Encore! is a mixed-use, mixed-income development including multifamily housing, senior housing, retail, and office space on the site of a previously isolated public housing development. Developed through a public/private partnership between Bank of America Community Development Corporation and the Tampa Housing Authority, Encore! incorporates advanced stormwater management as part of its efforts to achieve Leadership in Energy and Environmental Design for Neighborhood Development (LEED ND) certification. Water management has been a key component of the development strategy, with early infrastructural investments including an 18,000-square-foot water retention vault.
Situated between Old Tampa Bay and Hillsborough Bay, Tampa is surrounded by water, which ultimately flows into Tampa Bay and the Gulf of Mexico. Although Tampa does not have combined sewers or the requirements of a federal consent decree, stormwater management is a priority given the city’s frequent flooding and low elevation of three or four feet above sea level. Encore! sought to protect residents from flooding through the incorporation of district-scale water management that would capture all stormwater on site. “When you control runoff and cut down on erosion problems, . . . you don’t have that fear of standing water and flooding,” explains Leroy Moore, the Tampa Housing Authority senior vice president and chief operating officer. “It keeps the site safe, clean, and healthy.”
The centerpiece of the water management system is a water-retention vault that accommodates 33,000 cubic feet of water. The chamber is roughly 12 feet below ground, with a three-foot rock layer below the chambers. “It is the slickest, coolest feature that we’ve done from a sustainability perspective. . . . It is one of the most unique stormwater management systems in the state on account of its size,” explains Marc Mariano, then assistant director of site development for Cardno TBE. All surface stormwater is collected from the site in the vault and then treated through a system of nutrient-separating baffle boxes and sediment chambers that capture pollutants. Water is then stored for irrigation use. When the vault is at capacity, stormwater runoff is filtered through sand before reaching Tampa Bay. Over several years, water has yet to leave the site or be piped in for irrigation.
The project also reduces stormwater runoff through permeable pavers, native plants, and other elements. Land above the water-retention vault has been transformed into Technology Park, a passive educational park that serves to explain Encore!’s green building practices to area residents.
Innovative Water Management Features
- Stormwater vault and baffle boxes. The 18,000-square-foot stormwater vault is structured with five-foot individual cubes that together hold up to 33,000 cubic feet of stormwater. Stormwater then flows through two baffle boxes for pretreatment before being used for landscaping irrigation.
- Permeable pavers and native plants. Encore! manages stormwater in an urban setting by using permeable pavers and native plants that are not irrigation intensive. Pavers on the hardscapes and the median of the central street through Encore! contribute to stormwater management and create visibility for the stormwater system. The landscape palette is estimated to reduce water needs for landscaping by 50 percent.

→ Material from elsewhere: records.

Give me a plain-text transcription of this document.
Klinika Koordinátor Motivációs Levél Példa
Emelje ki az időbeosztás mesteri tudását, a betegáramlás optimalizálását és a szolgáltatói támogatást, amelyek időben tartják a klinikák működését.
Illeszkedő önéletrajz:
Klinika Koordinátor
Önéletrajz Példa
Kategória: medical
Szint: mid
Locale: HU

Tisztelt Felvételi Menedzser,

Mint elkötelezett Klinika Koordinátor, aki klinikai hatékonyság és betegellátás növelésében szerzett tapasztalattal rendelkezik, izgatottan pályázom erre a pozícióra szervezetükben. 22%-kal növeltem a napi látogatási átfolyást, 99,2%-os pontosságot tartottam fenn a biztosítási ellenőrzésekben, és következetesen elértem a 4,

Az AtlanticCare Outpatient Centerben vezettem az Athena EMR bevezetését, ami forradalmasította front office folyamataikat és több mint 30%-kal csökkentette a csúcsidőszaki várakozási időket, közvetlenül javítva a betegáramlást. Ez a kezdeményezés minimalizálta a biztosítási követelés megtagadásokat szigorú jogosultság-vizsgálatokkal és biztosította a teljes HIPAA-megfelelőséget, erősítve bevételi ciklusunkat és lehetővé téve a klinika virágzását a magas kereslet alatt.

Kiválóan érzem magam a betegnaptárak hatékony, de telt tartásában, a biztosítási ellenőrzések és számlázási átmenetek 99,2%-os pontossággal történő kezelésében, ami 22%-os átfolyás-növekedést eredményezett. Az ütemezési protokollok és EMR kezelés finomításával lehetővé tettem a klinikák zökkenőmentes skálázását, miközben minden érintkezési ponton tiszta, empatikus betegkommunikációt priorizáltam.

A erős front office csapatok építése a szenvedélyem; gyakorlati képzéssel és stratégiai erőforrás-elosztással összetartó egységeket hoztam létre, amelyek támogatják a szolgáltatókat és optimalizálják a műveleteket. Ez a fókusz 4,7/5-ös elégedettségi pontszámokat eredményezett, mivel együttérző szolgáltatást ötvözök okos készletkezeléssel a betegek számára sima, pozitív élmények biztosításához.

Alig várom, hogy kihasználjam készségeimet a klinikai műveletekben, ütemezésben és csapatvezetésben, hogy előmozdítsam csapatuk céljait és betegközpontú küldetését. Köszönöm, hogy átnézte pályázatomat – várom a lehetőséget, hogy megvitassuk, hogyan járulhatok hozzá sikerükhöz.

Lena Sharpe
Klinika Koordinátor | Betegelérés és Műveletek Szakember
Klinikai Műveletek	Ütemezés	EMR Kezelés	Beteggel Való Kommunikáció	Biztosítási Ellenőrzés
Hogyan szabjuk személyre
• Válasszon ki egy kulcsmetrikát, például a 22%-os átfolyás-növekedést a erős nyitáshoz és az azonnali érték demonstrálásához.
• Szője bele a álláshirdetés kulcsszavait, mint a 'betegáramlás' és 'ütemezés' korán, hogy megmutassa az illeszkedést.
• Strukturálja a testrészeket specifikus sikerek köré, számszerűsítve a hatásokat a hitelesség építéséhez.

- Park with educational signage. Technology Park, a 16,000-square-foot park located above the stormwater vault, features educational kiosks, solar public art, and the district chiller. Visitors
often watch the fluctuation of water in and out. “Once you draw people to the vault, you can educate them about it and the many sustainability features built into Encore!,” explains Moore.
The investment in cutting-edge stormwater management features allowed Encore! to maximize the developable land on the site. A traditional retention pond and water collection system would have required six acres: the net gain of developable land from having used a half-acre vault is three city blocks, or about a quarter of the full site. Moore explains, “We were motivated by not having to consume a lot of that land with surface retention.” Investing in stormwater technologies allowed Encore! to be “a more valuable project and an urban scale,” according to Moore.
“We decided to put our dollars into infrastructure that would allow us to go vertical on our buildings when the market turned back.” Leroy Moore, Senior Vice President and Chief Operating Officer, Tampa Housing Authority
Encore! also benefited greatly from federal government funding available at the time of development. As Moore explains, “The recession hit and everything was put on hold, but we had the most shovel-ready site in the country.” The development team initially committed to district-scale green and stormwater infrastructure when it planned to use tax increment financing. However, instead of using that approach, the development team leveraged a $28 million stimulus grant to complete the site’s district-scale infrastructure.
Today, the Tampa Housing Authority is investigating district-scale infrastructure opportunities for another public/private redevelopment, the $2 billion Tampa Live project.
- District-scale stormwater management can free up developable land and create a more urban development product. Using a stormwater vault rather than a retention pond not only ensured that
the maximum portion of the site was available for development, but also fostered the creation of a better-connected street network.
- District-scale sustainable utilities were a part of the marketing draw for the site. The market-rate units at Encore! were leased up before the affordable units, which the development team attributes to the location, competitive pricing, and branding. “All of our indications show that market-rate residents want to live in sustainable communities,” explains Moore.
- Stormwater infrastructure provides an opportunity to educate and inspire. Stormwater infrastructure is celebrated in the park topping the stormwater vault.